いや~本当に高橋留美子さんは凄い。どれも傑作ぞろいですが、今回紹介するのは高橋留美子さんらしからぬ。人魚シリーズという短編連作集です。『人魚は笑わない』『闘魚の里』『人魚の森』『夢の終わり』『約束の明日』『人魚の傷』『舎利姫』『夜叉の瞳』『最後の顔』の全三巻です。
一応まだ完結していないのですが、もう『最後の顔』が発表されてから26年ほど経っていますから、多分今後最新作が発表される可能性は低いと思います。まあ、主人公たちは不老不死なので、続けようと思えばいくらでも物語を続けられるので、高橋留美子さんも終わらせ方がわからなかったのでしょうね。
主人公は湧太という元漁師の青年? です。興味本位で仲間と共に人魚の肉を食べてしまって不老不死になってしまいます。一緒に人魚の肉を食べた仲間は皆死んでしまいました。が、湧太は運がよかったので、生き残ったのです。
人魚の肉は猛毒なんですね~。何百年に一人しか適合者があらわれない、とたしか作中で語られていたような? しかし湧太は運よく(いや運悪くかな)適合してしまい、それから五百年不老不死を解いてくれるかもしれない、人魚を捜して日本中を彷徨い歩いているのです。
不老不死だから同じ場所にとどまれないんです。で『人魚は笑わない』で真魚に出会います。
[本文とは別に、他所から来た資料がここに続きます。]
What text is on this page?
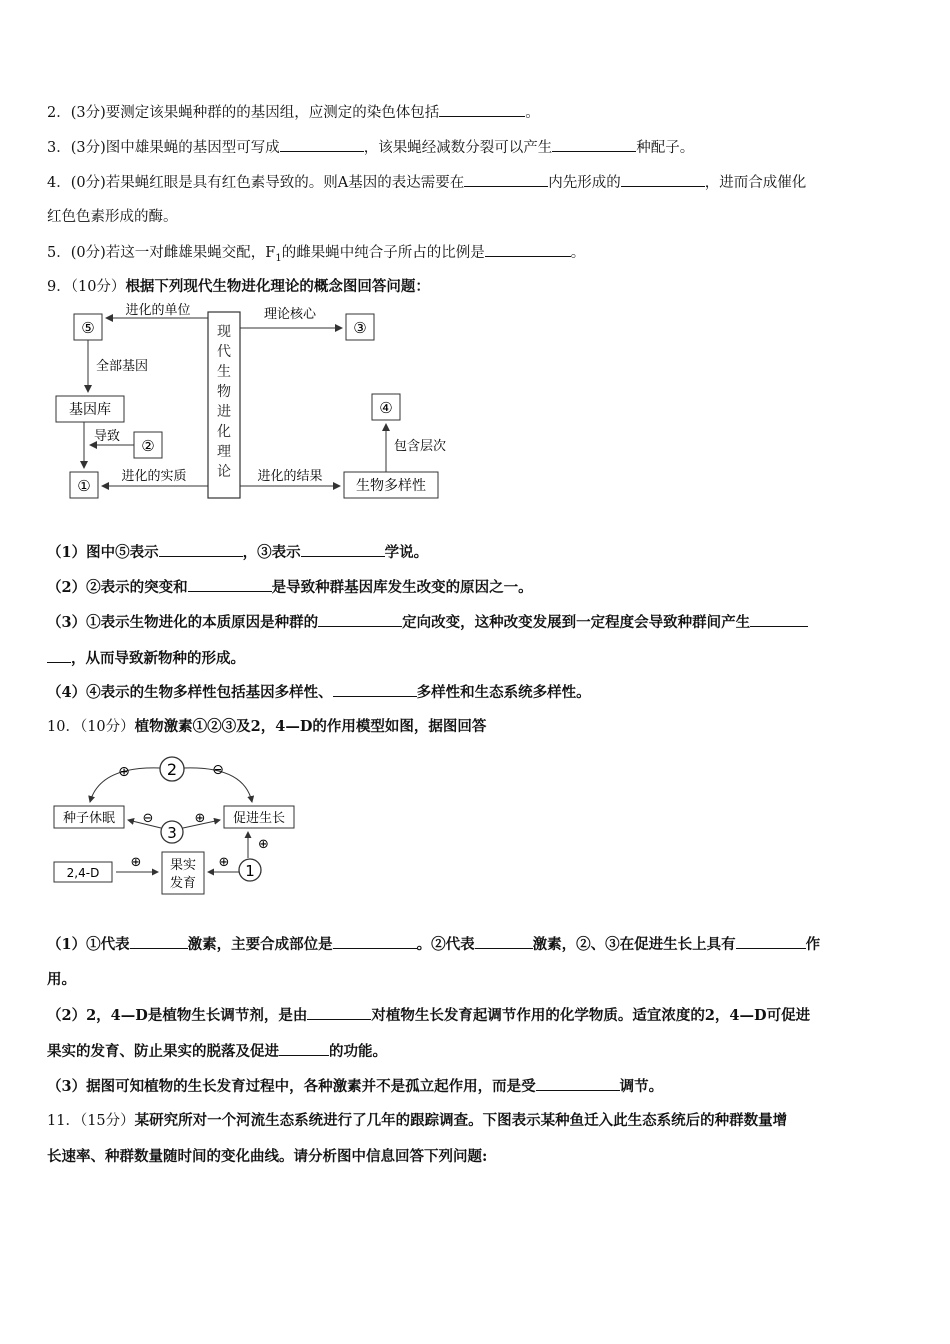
2．(3分)要测定该果蝇种群的的基因组，应测定的染色体包括	。
3．(3分)图中雄果蝇的基因型可写成	，该果蝇经减数分裂可以产生	种配子。
4．(0分)若果蝇红眼是具有红色素导致的。则A基因的表达需要在	内先形成的	，进而合成催化
红色色素形成的酶。
5．(0分)若这一对雌雄果蝇交配，$F_1$的雌果蝇中纯合子所占的比例是	。
9．（10分）根据下列现代生物进化理论的概念图回答问题：
现
代
生
物
进
化
理
论
⑤	③
基因库
②
①
④
生物多样性
进化的单位	理论核心
全部基因
导致
进化的实质	进化的结果
包含层次
（1）图中⑤表示	，③表示	学说。
（2）②表示的突变和	是导致种群基因库发生改变的原因之一。
（3）①表示生物进化的本质原因是种群的	定向改变，这种改变发展到一定程度会导致种群间产生
，从而导致新物种的形成。
（4）④表示的生物多样性包括基因多样性、	多样性和生态系统多样性。
10．（10分）植物激素①②③及2，4—D的作用模型如图，据图回答
2
⊕	⊖
种子休眠	促进生长
3
⊖	⊕
1
⊕
果实
发育
⊕
2,4-D
⊕
（1）①代表	激素，主要合成部位是	。②代表	激素，②、③在促进生长上具有	作
用。
（2）2，4—D是植物生长调节剂，是由	对植物生长发育起调节作用的化学物质。适宜浓度的2，4—D可促进
果实的发育、防止果实的脱落及促进	的功能。
（3）据图可知植物的生长发育过程中，各种激素并不是孤立起作用，而是受	调节。
11．（15分）某研究所对一个河流生态系统进行了几年的跟踪调查。下图表示某种鱼迁入此生态系统后的种群数量增
长速率、种群数量随时间的变化曲线。请分析图中信息回答下列问题:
真魚と湧太はある事情から共に旅をすることになります。
物語は湧太の過去の話が入ったり、現在の話が入ったりで構成されています。はい、まあ軽い紹介はこんなところでしょうか。私が好きな短編は、『人魚の森』『約束の明日』『人魚の傷』の三編です。それがどうした、っていう話ですが私が好きなお話はこの三編だということです……はい。
この作品は全編を通して、「不老不死って幸せなの?」というテーマが問われ続けます。ハッキリ言ってこの物語で人魚に関わってしまった人々は、幸せになっていません。不老不死なんてなったって、幸せにはなれないんですよ。
好きな人が先に亡くなるのに、自分は年も取らず死ぬことがないなんて考えるだけで悲しいですよね。終わりあるから、命は尊いのです。この物語群はそういう哲学的なことを教えてくれる、教科書みたいなもの。
果たして、湧太と真魚は人間に戻れる日は来るのだろうか? それは高橋留美子さんの創作意欲しだい! 人魚に翻弄された人々の悲しい人生ドラマ。残酷描写などが苦手な方はご注意ください。ありがとうございました。